After the rally, thousands of Diasporas attended a briefing with the SPLM/SPLA delegations led by Amb. Ezekiel Lol, Amb. Stephen Par Kuol, Mr. Miyong G. Kuon, and Hon. Reath Muoch.
“You should not be worried about the dictator’s present in the land of freedom and the home of the brave”. Said the former South Sudanese ambassador to Washington, Ezekiel Lul Gatkuoth.
“Washington DC is not Salva Kiir’s world, it’s our world.” Ezekiel told the gathering.
“We came here to tell the world our side of the story. You should not be worry because you know you are on the rights on this war.” Amb. Lul continued.
“We need to end this war, but the[Killing] will no longer be the business as usual.” Amb. Ezekiel Lol Gatkuoth said.
While meeting John Kerry, Salva Kiir continued to blame his main rival, Dr. Riek Machar, instead of him assuring the African leaders and the United States of how he plans to bring peace and contribute to forums like the Africa-US leaders summits.
“I always say that Riek Machar is not in control of what he calls his army. And so each commander in different areas are operating on their own,” Salva Kiir said.
Many Americans have criticized the Washington for inviting Salva Kiir, who was expected to show concerns for his people in Addis Ababa.

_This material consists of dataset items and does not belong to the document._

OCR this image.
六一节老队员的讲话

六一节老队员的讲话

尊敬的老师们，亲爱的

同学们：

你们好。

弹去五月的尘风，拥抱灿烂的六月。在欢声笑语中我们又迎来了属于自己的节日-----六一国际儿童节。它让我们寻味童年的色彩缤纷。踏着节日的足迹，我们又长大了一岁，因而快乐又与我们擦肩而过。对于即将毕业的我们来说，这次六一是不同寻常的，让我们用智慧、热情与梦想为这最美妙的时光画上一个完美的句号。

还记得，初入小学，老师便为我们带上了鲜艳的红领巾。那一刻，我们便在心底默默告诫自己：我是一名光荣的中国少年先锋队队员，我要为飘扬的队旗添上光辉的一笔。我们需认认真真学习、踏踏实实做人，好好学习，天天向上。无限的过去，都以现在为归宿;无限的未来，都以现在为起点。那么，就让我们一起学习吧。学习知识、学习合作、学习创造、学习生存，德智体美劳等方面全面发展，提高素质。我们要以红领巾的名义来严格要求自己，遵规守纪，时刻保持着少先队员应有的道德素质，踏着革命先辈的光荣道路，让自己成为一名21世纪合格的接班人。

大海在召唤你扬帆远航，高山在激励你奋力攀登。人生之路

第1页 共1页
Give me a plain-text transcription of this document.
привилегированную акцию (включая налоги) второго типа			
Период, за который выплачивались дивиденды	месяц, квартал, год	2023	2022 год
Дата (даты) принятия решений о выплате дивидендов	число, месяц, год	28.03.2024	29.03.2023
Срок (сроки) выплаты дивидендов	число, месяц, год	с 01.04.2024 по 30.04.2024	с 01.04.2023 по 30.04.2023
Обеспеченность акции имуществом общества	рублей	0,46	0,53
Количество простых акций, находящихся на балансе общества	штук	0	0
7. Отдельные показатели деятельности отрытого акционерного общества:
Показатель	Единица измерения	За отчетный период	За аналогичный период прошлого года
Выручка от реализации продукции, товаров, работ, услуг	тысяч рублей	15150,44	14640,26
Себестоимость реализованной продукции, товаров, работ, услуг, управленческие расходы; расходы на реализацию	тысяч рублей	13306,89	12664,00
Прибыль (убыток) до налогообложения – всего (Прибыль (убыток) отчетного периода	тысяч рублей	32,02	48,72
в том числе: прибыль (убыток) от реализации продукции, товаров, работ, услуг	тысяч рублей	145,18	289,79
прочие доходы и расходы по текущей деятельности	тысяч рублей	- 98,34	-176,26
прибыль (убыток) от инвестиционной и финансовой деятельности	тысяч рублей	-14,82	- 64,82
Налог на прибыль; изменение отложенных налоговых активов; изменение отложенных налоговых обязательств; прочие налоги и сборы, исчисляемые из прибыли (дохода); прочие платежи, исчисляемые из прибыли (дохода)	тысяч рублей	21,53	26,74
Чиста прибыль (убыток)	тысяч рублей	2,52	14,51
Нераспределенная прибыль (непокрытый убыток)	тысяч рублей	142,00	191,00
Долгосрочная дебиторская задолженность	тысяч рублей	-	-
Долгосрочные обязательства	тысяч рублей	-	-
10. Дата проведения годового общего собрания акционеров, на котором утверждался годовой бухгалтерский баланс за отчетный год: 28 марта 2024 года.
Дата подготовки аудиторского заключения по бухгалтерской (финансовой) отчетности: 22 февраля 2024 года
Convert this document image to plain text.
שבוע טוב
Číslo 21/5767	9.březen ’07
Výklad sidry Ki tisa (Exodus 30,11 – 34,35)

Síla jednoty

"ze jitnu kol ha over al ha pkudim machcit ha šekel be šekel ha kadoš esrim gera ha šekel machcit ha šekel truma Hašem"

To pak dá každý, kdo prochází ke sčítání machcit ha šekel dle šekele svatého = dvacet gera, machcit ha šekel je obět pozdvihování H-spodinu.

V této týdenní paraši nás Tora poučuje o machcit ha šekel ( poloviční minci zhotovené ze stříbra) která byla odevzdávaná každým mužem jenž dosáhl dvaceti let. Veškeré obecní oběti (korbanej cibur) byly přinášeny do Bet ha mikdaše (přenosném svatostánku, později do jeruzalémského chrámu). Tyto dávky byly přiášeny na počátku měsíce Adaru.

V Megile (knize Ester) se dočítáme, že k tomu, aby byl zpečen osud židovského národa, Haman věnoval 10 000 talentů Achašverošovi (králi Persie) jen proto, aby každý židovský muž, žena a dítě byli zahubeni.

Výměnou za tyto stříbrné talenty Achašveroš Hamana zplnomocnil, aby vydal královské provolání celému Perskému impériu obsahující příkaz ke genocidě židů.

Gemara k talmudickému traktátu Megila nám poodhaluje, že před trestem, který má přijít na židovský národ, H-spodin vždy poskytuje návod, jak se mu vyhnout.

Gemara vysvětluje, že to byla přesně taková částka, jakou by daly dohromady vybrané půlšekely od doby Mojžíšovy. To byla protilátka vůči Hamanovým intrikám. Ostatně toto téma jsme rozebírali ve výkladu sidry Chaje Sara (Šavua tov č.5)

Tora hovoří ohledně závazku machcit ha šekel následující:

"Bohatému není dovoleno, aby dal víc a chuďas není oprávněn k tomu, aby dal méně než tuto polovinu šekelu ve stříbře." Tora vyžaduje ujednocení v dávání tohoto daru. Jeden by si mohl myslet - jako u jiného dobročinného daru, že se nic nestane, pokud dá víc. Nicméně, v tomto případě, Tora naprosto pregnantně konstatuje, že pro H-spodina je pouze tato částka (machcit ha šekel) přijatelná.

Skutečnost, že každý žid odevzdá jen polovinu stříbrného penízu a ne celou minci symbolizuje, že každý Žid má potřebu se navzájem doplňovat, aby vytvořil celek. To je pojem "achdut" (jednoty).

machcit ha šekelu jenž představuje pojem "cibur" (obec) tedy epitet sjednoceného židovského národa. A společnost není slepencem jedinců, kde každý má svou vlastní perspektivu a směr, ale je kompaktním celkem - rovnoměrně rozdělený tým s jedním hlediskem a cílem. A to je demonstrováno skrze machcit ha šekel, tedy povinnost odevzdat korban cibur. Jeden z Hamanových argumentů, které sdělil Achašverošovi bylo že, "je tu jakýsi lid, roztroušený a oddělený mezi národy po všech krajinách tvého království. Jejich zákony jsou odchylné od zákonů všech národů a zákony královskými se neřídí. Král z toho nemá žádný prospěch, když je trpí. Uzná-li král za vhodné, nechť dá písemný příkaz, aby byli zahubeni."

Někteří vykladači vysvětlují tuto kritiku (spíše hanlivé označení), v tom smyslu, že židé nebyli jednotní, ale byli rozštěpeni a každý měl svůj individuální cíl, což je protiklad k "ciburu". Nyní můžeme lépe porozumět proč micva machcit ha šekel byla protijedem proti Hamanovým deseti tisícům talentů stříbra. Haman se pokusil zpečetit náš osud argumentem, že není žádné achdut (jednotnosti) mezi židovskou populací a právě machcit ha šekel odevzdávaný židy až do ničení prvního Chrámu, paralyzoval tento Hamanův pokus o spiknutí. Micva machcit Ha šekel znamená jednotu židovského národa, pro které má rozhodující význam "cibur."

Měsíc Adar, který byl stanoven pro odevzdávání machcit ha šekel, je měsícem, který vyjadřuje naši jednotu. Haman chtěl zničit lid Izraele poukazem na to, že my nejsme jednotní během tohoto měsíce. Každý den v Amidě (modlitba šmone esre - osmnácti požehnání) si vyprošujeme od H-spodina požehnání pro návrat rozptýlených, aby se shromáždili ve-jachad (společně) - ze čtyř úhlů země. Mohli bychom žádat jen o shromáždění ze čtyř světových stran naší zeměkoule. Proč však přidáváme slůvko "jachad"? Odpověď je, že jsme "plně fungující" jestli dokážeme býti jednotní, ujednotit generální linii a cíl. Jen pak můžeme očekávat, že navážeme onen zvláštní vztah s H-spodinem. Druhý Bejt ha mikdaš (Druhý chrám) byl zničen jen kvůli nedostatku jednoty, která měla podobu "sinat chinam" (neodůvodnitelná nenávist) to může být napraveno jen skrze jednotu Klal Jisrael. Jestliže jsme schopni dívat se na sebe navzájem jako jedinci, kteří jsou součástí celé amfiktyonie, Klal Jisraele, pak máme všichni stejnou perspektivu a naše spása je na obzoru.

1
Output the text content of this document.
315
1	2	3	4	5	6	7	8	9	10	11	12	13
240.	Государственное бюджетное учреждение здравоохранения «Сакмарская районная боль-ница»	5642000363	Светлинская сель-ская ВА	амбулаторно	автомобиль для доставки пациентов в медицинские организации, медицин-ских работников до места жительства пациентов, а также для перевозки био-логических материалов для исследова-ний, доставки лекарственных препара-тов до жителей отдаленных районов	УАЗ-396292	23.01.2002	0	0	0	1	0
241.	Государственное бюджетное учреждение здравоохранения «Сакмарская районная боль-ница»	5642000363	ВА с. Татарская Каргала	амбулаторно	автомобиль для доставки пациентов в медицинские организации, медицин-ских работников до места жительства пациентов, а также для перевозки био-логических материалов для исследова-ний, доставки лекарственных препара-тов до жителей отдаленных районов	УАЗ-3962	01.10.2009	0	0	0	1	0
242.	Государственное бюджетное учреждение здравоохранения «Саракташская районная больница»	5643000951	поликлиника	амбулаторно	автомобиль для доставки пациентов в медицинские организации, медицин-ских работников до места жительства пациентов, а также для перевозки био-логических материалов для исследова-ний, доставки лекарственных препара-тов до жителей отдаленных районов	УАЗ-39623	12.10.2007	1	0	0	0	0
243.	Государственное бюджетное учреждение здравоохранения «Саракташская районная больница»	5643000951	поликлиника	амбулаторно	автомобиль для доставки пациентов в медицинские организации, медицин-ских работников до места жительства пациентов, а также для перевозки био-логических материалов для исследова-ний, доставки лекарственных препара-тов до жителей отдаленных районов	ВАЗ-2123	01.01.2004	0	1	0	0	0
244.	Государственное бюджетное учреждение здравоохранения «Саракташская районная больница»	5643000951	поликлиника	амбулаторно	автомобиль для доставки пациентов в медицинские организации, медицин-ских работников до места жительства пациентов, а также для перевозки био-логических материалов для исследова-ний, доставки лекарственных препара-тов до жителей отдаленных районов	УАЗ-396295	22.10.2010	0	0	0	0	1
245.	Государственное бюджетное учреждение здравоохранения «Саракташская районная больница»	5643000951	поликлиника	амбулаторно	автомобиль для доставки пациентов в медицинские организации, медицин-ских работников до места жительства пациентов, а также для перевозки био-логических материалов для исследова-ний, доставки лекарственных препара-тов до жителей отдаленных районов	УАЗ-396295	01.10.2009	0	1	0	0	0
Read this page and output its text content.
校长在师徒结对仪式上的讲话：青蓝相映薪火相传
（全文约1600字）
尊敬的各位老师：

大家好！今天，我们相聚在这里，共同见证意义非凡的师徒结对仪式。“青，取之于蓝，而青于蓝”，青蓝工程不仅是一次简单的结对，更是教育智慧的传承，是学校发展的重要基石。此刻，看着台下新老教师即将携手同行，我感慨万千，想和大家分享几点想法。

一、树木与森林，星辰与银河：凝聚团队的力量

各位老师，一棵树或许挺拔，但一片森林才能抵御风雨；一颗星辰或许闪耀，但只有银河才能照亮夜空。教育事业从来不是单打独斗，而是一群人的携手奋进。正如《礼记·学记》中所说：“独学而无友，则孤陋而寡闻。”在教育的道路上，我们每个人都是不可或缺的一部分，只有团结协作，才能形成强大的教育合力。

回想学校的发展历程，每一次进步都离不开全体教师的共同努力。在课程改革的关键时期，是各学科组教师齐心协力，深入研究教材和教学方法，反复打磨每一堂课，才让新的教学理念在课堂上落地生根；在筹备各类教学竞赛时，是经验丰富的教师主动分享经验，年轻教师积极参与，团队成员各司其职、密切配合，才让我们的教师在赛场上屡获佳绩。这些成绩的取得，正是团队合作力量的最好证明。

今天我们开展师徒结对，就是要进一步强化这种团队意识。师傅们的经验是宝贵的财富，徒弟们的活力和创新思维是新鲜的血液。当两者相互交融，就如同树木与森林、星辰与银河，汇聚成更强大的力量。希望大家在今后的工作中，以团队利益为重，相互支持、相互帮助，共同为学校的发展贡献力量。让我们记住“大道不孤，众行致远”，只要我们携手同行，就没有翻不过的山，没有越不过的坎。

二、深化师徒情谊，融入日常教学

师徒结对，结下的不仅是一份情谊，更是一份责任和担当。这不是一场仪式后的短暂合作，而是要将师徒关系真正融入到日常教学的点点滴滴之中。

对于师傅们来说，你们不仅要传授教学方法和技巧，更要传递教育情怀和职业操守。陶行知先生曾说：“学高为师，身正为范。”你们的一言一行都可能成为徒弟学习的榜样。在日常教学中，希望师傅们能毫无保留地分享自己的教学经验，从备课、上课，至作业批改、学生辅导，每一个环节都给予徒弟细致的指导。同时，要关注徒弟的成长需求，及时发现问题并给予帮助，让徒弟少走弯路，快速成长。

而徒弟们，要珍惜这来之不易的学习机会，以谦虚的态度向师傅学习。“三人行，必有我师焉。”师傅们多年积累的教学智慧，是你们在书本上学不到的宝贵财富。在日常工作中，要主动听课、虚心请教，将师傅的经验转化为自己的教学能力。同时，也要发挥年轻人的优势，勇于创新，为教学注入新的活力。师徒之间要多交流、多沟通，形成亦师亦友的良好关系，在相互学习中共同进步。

“I respect the presidents of governments like Liberia [for] staying home and dealing with the crisis at hand, but in a medically driven crisis, there’s not much that can be done other than reassuring the citizenry,” said Peter Pham, director of the Atlantic Council’s Africa Center
“But in South Sudan, Kiir can actually effect change in the peace talks if he truly worried about the fate of his people.” Pham said.
On the other hand, the invitation of president Kiir was perceived by other critics as positive move. Some officials argue that “there are way worse leaders invited to the summit,” so why not the South Sudanese president.
“The fighting in South Sudan between the Dinka and the Nuer tribes is on par with power struggles in dozens of African countries.” said an anonymous official, who was not authorized to speak to the press, according to FP Analyst.
The official argue that “disinviting a legitimate leader to a summit with dozens of other human rights abusers sets a bad example for the U.S. government”. Such arguments were in line with John Kerry’s statements, during his meeting with Salva Kiir.
Kiir was received by supporters, who called for “one nation, one people”. According to government sources, the peaceful demonstrators, in support of Salva Kiir, were approximately 700 people in Washington.